DELAFIELD, Wis. (Stockpickr) -- Short-sellers hate being caught short a stock that reports a blowout quarter. When this happens, we often see a tradable short squeeze develop as the bears rush to cover their positions to avoid big losses. Even the best short-sellers know that it's never a great idea to stay short once a bullish earnings report sparks a big short-covering rally.
This is why I scan the market for heavily shorted stocks that are about to report earnings. You only need to find a few of these stocks in a year to help enhance your portfolio returns -- the gains become so outsized in such a short time frame that your profits add up quickly.
That said, let's not forget that stocks are heavily shorted for a reason, so you have to use trading discipline and sound money management when playing earnings short-squeeze candidates. It's important that you don't go betting the farm on these plays and that you manage your risk accordingly. Sometimes the best play is to wait for the stock to break out following the report before you jump in to profit off a short squeeze. This way, you're letting the trend emerge after the market has digested all of the news.
Of course, sometimes the stock is going to be in such high demand that you risk missing a lot of the move by waiting. That's why it can be worth betting prior to the report -- but only if the stock is acting technically very bullish and you have a very strong conviction that it is going to rip higher. Just remember that even when you have that conviction and have done your due diligence, the stock can still get hammered if Wall Street doesn't like the numbers or guidance.
If you do decide to bet ahead of a quarter, then you might want to use options to limit your capital exposure. Heavily shorted stocks are usually the names that make the biggest post-earnings moves and have the most volatility. I personally prefer to wait until all the earnings-related news is out for a heavily shorted stock and then jump in and trade the prevailing trend.
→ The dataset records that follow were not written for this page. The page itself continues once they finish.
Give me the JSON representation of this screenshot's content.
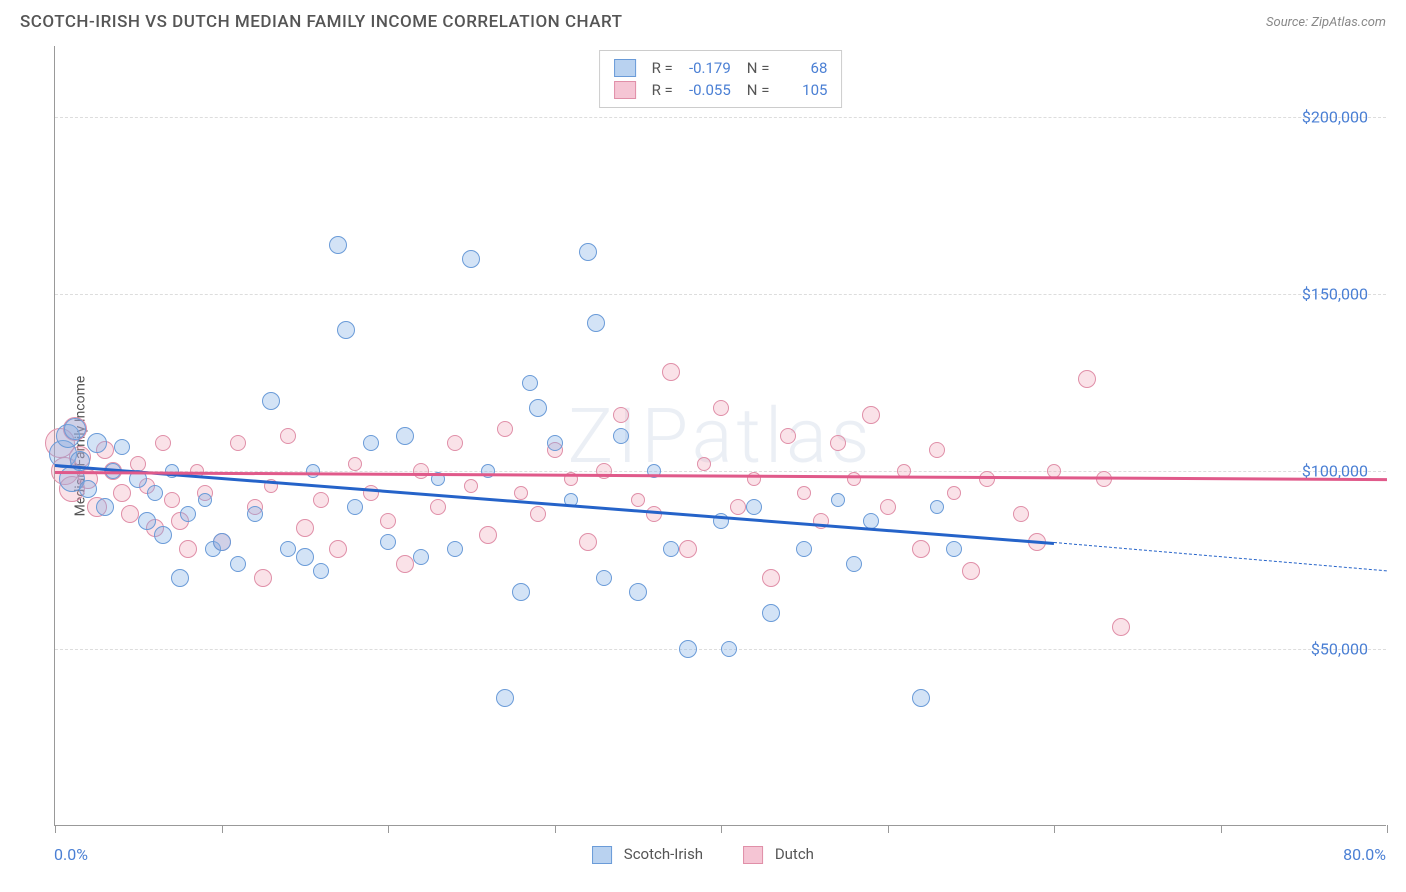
{
  "title": "SCOTCH-IRISH VS DUTCH MEDIAN FAMILY INCOME CORRELATION CHART",
  "source": "Source: ZipAtlas.com",
  "ylabel": "Median Family Income",
  "watermark": "ZIPatlas",
  "axes": {
    "xlim": [
      0,
      80
    ],
    "ylim": [
      0,
      220000
    ],
    "x_start_label": "0.0%",
    "x_end_label": "80.0%",
    "xtick_positions": [
      0,
      10,
      20,
      30,
      40,
      50,
      60,
      70,
      80
    ],
    "yticks": [
      {
        "v": 50000,
        "label": "$50,000"
      },
      {
        "v": 100000,
        "label": "$100,000"
      },
      {
        "v": 150000,
        "label": "$150,000"
      },
      {
        "v": 200000,
        "label": "$200,000"
      }
    ],
    "gridline_color": "#dddddd",
    "tick_label_color": "#4a7fd4"
  },
  "series": {
    "scotch_irish": {
      "label": "Scotch-Irish",
      "fill_color": "rgba(130,175,230,0.35)",
      "stroke_color": "#6a9bd8",
      "legend_fill": "#b9d2f0",
      "legend_stroke": "#6a9bd8",
      "R": "-0.179",
      "N": "68",
      "trend": {
        "y_at_x0": 102000,
        "y_at_x60": 80000,
        "dash_to_x": 80,
        "y_at_x80": 72000,
        "color": "#2563c9"
      },
      "points": [
        {
          "x": 0.5,
          "y": 105000,
          "s": 28
        },
        {
          "x": 0.8,
          "y": 110000,
          "s": 24
        },
        {
          "x": 1,
          "y": 98000,
          "s": 26
        },
        {
          "x": 1.2,
          "y": 112000,
          "s": 22
        },
        {
          "x": 1.5,
          "y": 103000,
          "s": 20
        },
        {
          "x": 2,
          "y": 95000,
          "s": 18
        },
        {
          "x": 2.5,
          "y": 108000,
          "s": 20
        },
        {
          "x": 3,
          "y": 90000,
          "s": 18
        },
        {
          "x": 3.5,
          "y": 100000,
          "s": 16
        },
        {
          "x": 4,
          "y": 107000,
          "s": 16
        },
        {
          "x": 5,
          "y": 98000,
          "s": 18
        },
        {
          "x": 5.5,
          "y": 86000,
          "s": 18
        },
        {
          "x": 6,
          "y": 94000,
          "s": 16
        },
        {
          "x": 6.5,
          "y": 82000,
          "s": 18
        },
        {
          "x": 7,
          "y": 100000,
          "s": 14
        },
        {
          "x": 7.5,
          "y": 70000,
          "s": 18
        },
        {
          "x": 8,
          "y": 88000,
          "s": 16
        },
        {
          "x": 9,
          "y": 92000,
          "s": 14
        },
        {
          "x": 9.5,
          "y": 78000,
          "s": 16
        },
        {
          "x": 10,
          "y": 80000,
          "s": 18
        },
        {
          "x": 11,
          "y": 74000,
          "s": 16
        },
        {
          "x": 12,
          "y": 88000,
          "s": 16
        },
        {
          "x": 13,
          "y": 120000,
          "s": 18
        },
        {
          "x": 14,
          "y": 78000,
          "s": 16
        },
        {
          "x": 15,
          "y": 76000,
          "s": 18
        },
        {
          "x": 15.5,
          "y": 100000,
          "s": 14
        },
        {
          "x": 16,
          "y": 72000,
          "s": 16
        },
        {
          "x": 17,
          "y": 164000,
          "s": 18
        },
        {
          "x": 17.5,
          "y": 140000,
          "s": 18
        },
        {
          "x": 18,
          "y": 90000,
          "s": 16
        },
        {
          "x": 19,
          "y": 108000,
          "s": 16
        },
        {
          "x": 20,
          "y": 80000,
          "s": 16
        },
        {
          "x": 21,
          "y": 110000,
          "s": 18
        },
        {
          "x": 22,
          "y": 76000,
          "s": 16
        },
        {
          "x": 23,
          "y": 98000,
          "s": 14
        },
        {
          "x": 24,
          "y": 78000,
          "s": 16
        },
        {
          "x": 25,
          "y": 160000,
          "s": 18
        },
        {
          "x": 26,
          "y": 100000,
          "s": 14
        },
        {
          "x": 27,
          "y": 36000,
          "s": 18
        },
        {
          "x": 28,
          "y": 66000,
          "s": 18
        },
        {
          "x": 28.5,
          "y": 125000,
          "s": 16
        },
        {
          "x": 29,
          "y": 118000,
          "s": 18
        },
        {
          "x": 30,
          "y": 108000,
          "s": 16
        },
        {
          "x": 31,
          "y": 92000,
          "s": 14
        },
        {
          "x": 32,
          "y": 162000,
          "s": 18
        },
        {
          "x": 32.5,
          "y": 142000,
          "s": 18
        },
        {
          "x": 33,
          "y": 70000,
          "s": 16
        },
        {
          "x": 34,
          "y": 110000,
          "s": 16
        },
        {
          "x": 35,
          "y": 66000,
          "s": 18
        },
        {
          "x": 36,
          "y": 100000,
          "s": 14
        },
        {
          "x": 37,
          "y": 78000,
          "s": 16
        },
        {
          "x": 38,
          "y": 50000,
          "s": 18
        },
        {
          "x": 40,
          "y": 86000,
          "s": 16
        },
        {
          "x": 40.5,
          "y": 50000,
          "s": 16
        },
        {
          "x": 42,
          "y": 90000,
          "s": 16
        },
        {
          "x": 43,
          "y": 60000,
          "s": 18
        },
        {
          "x": 45,
          "y": 78000,
          "s": 16
        },
        {
          "x": 47,
          "y": 92000,
          "s": 14
        },
        {
          "x": 48,
          "y": 74000,
          "s": 16
        },
        {
          "x": 49,
          "y": 86000,
          "s": 16
        },
        {
          "x": 52,
          "y": 36000,
          "s": 18
        },
        {
          "x": 53,
          "y": 90000,
          "s": 14
        },
        {
          "x": 54,
          "y": 78000,
          "s": 16
        }
      ]
    },
    "dutch": {
      "label": "Dutch",
      "fill_color": "rgba(240,160,180,0.3)",
      "stroke_color": "#e08fa8",
      "legend_fill": "#f5c5d4",
      "legend_stroke": "#e08fa8",
      "R": "-0.055",
      "N": "105",
      "trend": {
        "y_at_x0": 100000,
        "y_at_x80": 98000,
        "color": "#e05a8a"
      },
      "points": [
        {
          "x": 0.3,
          "y": 108000,
          "s": 30
        },
        {
          "x": 0.6,
          "y": 100000,
          "s": 28
        },
        {
          "x": 1,
          "y": 95000,
          "s": 26
        },
        {
          "x": 1.2,
          "y": 112000,
          "s": 24
        },
        {
          "x": 1.5,
          "y": 104000,
          "s": 22
        },
        {
          "x": 2,
          "y": 98000,
          "s": 20
        },
        {
          "x": 2.5,
          "y": 90000,
          "s": 20
        },
        {
          "x": 3,
          "y": 106000,
          "s": 18
        },
        {
          "x": 3.5,
          "y": 100000,
          "s": 18
        },
        {
          "x": 4,
          "y": 94000,
          "s": 18
        },
        {
          "x": 4.5,
          "y": 88000,
          "s": 18
        },
        {
          "x": 5,
          "y": 102000,
          "s": 16
        },
        {
          "x": 5.5,
          "y": 96000,
          "s": 16
        },
        {
          "x": 6,
          "y": 84000,
          "s": 18
        },
        {
          "x": 6.5,
          "y": 108000,
          "s": 16
        },
        {
          "x": 7,
          "y": 92000,
          "s": 16
        },
        {
          "x": 7.5,
          "y": 86000,
          "s": 18
        },
        {
          "x": 8,
          "y": 78000,
          "s": 18
        },
        {
          "x": 8.5,
          "y": 100000,
          "s": 14
        },
        {
          "x": 9,
          "y": 94000,
          "s": 16
        },
        {
          "x": 10,
          "y": 80000,
          "s": 18
        },
        {
          "x": 11,
          "y": 108000,
          "s": 16
        },
        {
          "x": 12,
          "y": 90000,
          "s": 16
        },
        {
          "x": 12.5,
          "y": 70000,
          "s": 18
        },
        {
          "x": 13,
          "y": 96000,
          "s": 14
        },
        {
          "x": 14,
          "y": 110000,
          "s": 16
        },
        {
          "x": 15,
          "y": 84000,
          "s": 18
        },
        {
          "x": 16,
          "y": 92000,
          "s": 16
        },
        {
          "x": 17,
          "y": 78000,
          "s": 18
        },
        {
          "x": 18,
          "y": 102000,
          "s": 14
        },
        {
          "x": 19,
          "y": 94000,
          "s": 16
        },
        {
          "x": 20,
          "y": 86000,
          "s": 16
        },
        {
          "x": 21,
          "y": 74000,
          "s": 18
        },
        {
          "x": 22,
          "y": 100000,
          "s": 16
        },
        {
          "x": 23,
          "y": 90000,
          "s": 16
        },
        {
          "x": 24,
          "y": 108000,
          "s": 16
        },
        {
          "x": 25,
          "y": 96000,
          "s": 14
        },
        {
          "x": 26,
          "y": 82000,
          "s": 18
        },
        {
          "x": 27,
          "y": 112000,
          "s": 16
        },
        {
          "x": 28,
          "y": 94000,
          "s": 14
        },
        {
          "x": 29,
          "y": 88000,
          "s": 16
        },
        {
          "x": 30,
          "y": 106000,
          "s": 16
        },
        {
          "x": 31,
          "y": 98000,
          "s": 14
        },
        {
          "x": 32,
          "y": 80000,
          "s": 18
        },
        {
          "x": 33,
          "y": 100000,
          "s": 16
        },
        {
          "x": 34,
          "y": 116000,
          "s": 16
        },
        {
          "x": 35,
          "y": 92000,
          "s": 14
        },
        {
          "x": 36,
          "y": 88000,
          "s": 16
        },
        {
          "x": 37,
          "y": 128000,
          "s": 18
        },
        {
          "x": 38,
          "y": 78000,
          "s": 18
        },
        {
          "x": 39,
          "y": 102000,
          "s": 14
        },
        {
          "x": 40,
          "y": 118000,
          "s": 16
        },
        {
          "x": 41,
          "y": 90000,
          "s": 16
        },
        {
          "x": 42,
          "y": 98000,
          "s": 14
        },
        {
          "x": 43,
          "y": 70000,
          "s": 18
        },
        {
          "x": 44,
          "y": 110000,
          "s": 16
        },
        {
          "x": 45,
          "y": 94000,
          "s": 14
        },
        {
          "x": 46,
          "y": 86000,
          "s": 16
        },
        {
          "x": 47,
          "y": 108000,
          "s": 16
        },
        {
          "x": 48,
          "y": 98000,
          "s": 14
        },
        {
          "x": 49,
          "y": 116000,
          "s": 18
        },
        {
          "x": 50,
          "y": 90000,
          "s": 16
        },
        {
          "x": 51,
          "y": 100000,
          "s": 14
        },
        {
          "x": 52,
          "y": 78000,
          "s": 18
        },
        {
          "x": 53,
          "y": 106000,
          "s": 16
        },
        {
          "x": 54,
          "y": 94000,
          "s": 14
        },
        {
          "x": 55,
          "y": 72000,
          "s": 18
        },
        {
          "x": 56,
          "y": 98000,
          "s": 16
        },
        {
          "x": 58,
          "y": 88000,
          "s": 16
        },
        {
          "x": 59,
          "y": 80000,
          "s": 18
        },
        {
          "x": 60,
          "y": 100000,
          "s": 14
        },
        {
          "x": 62,
          "y": 126000,
          "s": 18
        },
        {
          "x": 63,
          "y": 98000,
          "s": 16
        },
        {
          "x": 64,
          "y": 56000,
          "s": 18
        }
      ]
    }
  }
}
With that in mind, let's take a look at several stocks that could experience big short squeezes when they report earnings this week.
My first earnings short-squeeze play is Veeva Systems (VEEV), which provides cloud-based software solutions for the life sciences industry and is set to release numbers on Thursday after the market close. Wall Street analysts, on average, expect Veeva Systems to report revenue of $87.91 million on earnings of 10 cents per share.
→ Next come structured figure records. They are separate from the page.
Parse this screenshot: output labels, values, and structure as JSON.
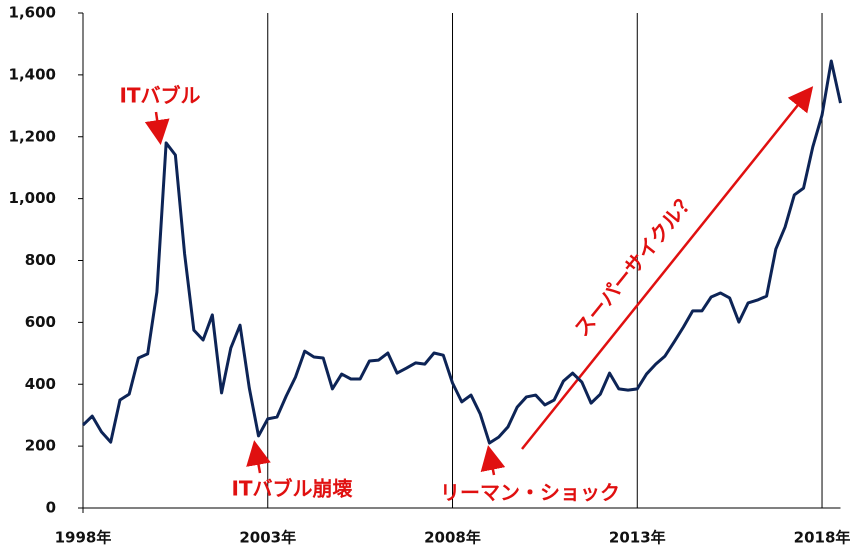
{
  "chart_data": {
    "type": "line",
    "x": [
      1998,
      1998.25,
      1998.5,
      1998.75,
      1999,
      1999.25,
      1999.5,
      1999.75,
      2000,
      2000.25,
      2000.5,
      2000.75,
      2001,
      2001.25,
      2001.5,
      2001.75,
      2002,
      2002.25,
      2002.5,
      2002.75,
      2003,
      2003.25,
      2003.5,
      2003.75,
      2004,
      2004.25,
      2004.5,
      2004.75,
      2005,
      2005.25,
      2005.5,
      2005.75,
      2006,
      2006.25,
      2006.5,
      2006.75,
      2007,
      2007.25,
      2007.5,
      2007.75,
      2008,
      2008.25,
      2008.5,
      2008.75,
      2009,
      2009.25,
      2009.5,
      2009.75,
      2010,
      2010.25,
      2010.5,
      2010.75,
      2011,
      2011.25,
      2011.5,
      2011.75,
      2012,
      2012.25,
      2012.5,
      2012.75,
      2013,
      2013.25,
      2013.5,
      2013.75,
      2014,
      2014.25,
      2014.5,
      2014.75,
      2015,
      2015.25,
      2015.5,
      2015.75,
      2016,
      2016.25,
      2016.5,
      2016.75,
      2017,
      2017.25,
      2017.5,
      2017.75,
      2018,
      2018.25,
      2018.5
    ],
    "series": [
      {
        "color": "#0d2456",
        "values": [
          268,
          297,
          246,
          213,
          349,
          368,
          485,
          498,
          698,
          1180,
          1141,
          821,
          575,
          543,
          624,
          372,
          517,
          591,
          388,
          233,
          288,
          294,
          362,
          423,
          507,
          488,
          485,
          385,
          433,
          417,
          417,
          475,
          478,
          501,
          436,
          452,
          469,
          465,
          501,
          494,
          404,
          343,
          365,
          304,
          210,
          229,
          262,
          326,
          359,
          365,
          333,
          349,
          410,
          436,
          407,
          339,
          368,
          436,
          385,
          381,
          385,
          433,
          465,
          491,
          537,
          585,
          637,
          637,
          682,
          695,
          679,
          601,
          663,
          672,
          685,
          837,
          908,
          1012,
          1034,
          1167,
          1270,
          1445,
          1309
        ]
      }
    ],
    "xlim": [
      1998,
      2018.5
    ],
    "xticks": [
      {
        "value": 1998,
        "label": "1998年"
      },
      {
        "value": 2003,
        "label": "2003年"
      },
      {
        "value": 2008,
        "label": "2008年"
      },
      {
        "value": 2013,
        "label": "2013年"
      },
      {
        "value": 2018,
        "label": "2018年"
      }
    ],
    "ylim": [
      0,
      1600
    ],
    "yticks": [
      0,
      200,
      400,
      600,
      800,
      {
        "value": 1000,
        "label": "1,000"
      },
      {
        "value": 1200,
        "label": "1,200"
      },
      {
        "value": 1400,
        "label": "1,400"
      },
      {
        "value": 1600,
        "label": "1,600"
      }
    ],
    "grid": "x",
    "annotations": [
      "ITバブル",
      "ITバブル崩壊",
      "リーマン・ショック",
      "スーパーサイクル？"
    ]
  }
}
The current short interest as a percentage of the float for Veeva Systems is very high at 18%. That means that out of the 58.07 million shares in the tradable float, 10.49 million shares are sold short by the bears. This is a large short interest on a stock with a reasonably low tradable float. Any bullish earnings news could easily trigger a big short-squeeze for shares of VEEV post-earnings that forces the bears to cover some of their positions.
From a technical perspective, VEEV is currently trending above both its 50-day and 200-day moving averages, which is bullish. This stock broke out on Tuesday above some previous overhead resistance at around $28 a share with decent upside volume flows. This breakout could be signaling that shares of VEEV are setting up for a much larger move higher into a previous gap-down-day zone from March.
If you're bullish on VEEV, then I would wait until after its report and look for long-biased trades if this stock manages to break out above Tuesday's intraday high of $28.89 a share (or above Thursday's intraday high if greater) with high volume. Look for volume on that move that hits near or above its three-month average action of 1.36 million shares. If that breakout develops post-earnings, then shares of VEEV will set up to re-fill some of its previous gap-down-day zone from March that started at $33.10 a share. If that gap gets filled with volume, then VEEV could even tag $35 to $40 a share post-earnings.
I would simply avoid VEEV or look for short-biased trades if after earnings it fails to trigger that breakout and then drops back below its 50-day moving average of $26.81 a share with high volume. If we get that move, then VEEV will set up to re-test or possibly take out its next major support levels at $24.39 to $23.82 a share, or even $21.57 a share.
Another potential earnings short-squeeze play is integrated poultry processing player Sanderson Farms (SAFM), which is set to release numbers on Thursday before the market open. Wall Street analysts, on average, expect Sanderson Farms to report revenue $727.26 million on earnings of $3.32 per share.
The current short interest as a percentage of the float for Sanderson Farms is extremely high at 47.1%. That means that out of the 20.39 million shares in the tradable float, 9.61 million shares are sold short by the bears. This is a massive short interest on a stock with a very low tradable float. If the bulls get the earnings news they're looking for, then shares of SAFM could easily explode sharply higher post-earnings as the bears jump to cover some of their bets.
From a technical perspective, SAFM is currently trending above both its 50-day and 200-day moving averages, which is bullish. This stock has been uptrending a bit over the last month, with shares moving higher from its low of $74.25 to its recent high of $85 a share. During that uptrend, shares of SAFM have been making mostly higher lows and higher highs, which is bullish technical price action. That move has now pushed shares of SAFM within range of triggering a big breakout trade post-earnings.
If you're in the bull camp on SAFM, then I would wait until after its report and look for long-biased trades if this stock manages to break out above some key overhead resistance levels at $85 to $86.60 a share with high volume. Look for volume on that move that registers near or above its three-month average volume of 487,677 shares. If that breakout gets set off post-earnings, then SAFM will set up to re-test or possibly take out its next major overhead resistance levels $91 to $95 a share, or even $96 to $100 a share.
I would simply avoid SAFM or look for short-biased trades if after earnings it fails to trigger that breakout and then drops back below some key near-term support levels at $82 to its 50-day moving average of $79.84 a share with high volume. If we get that move, then SAFM will set up to re-test or possibly take out its next major support levels at $74.25 to $69 a share.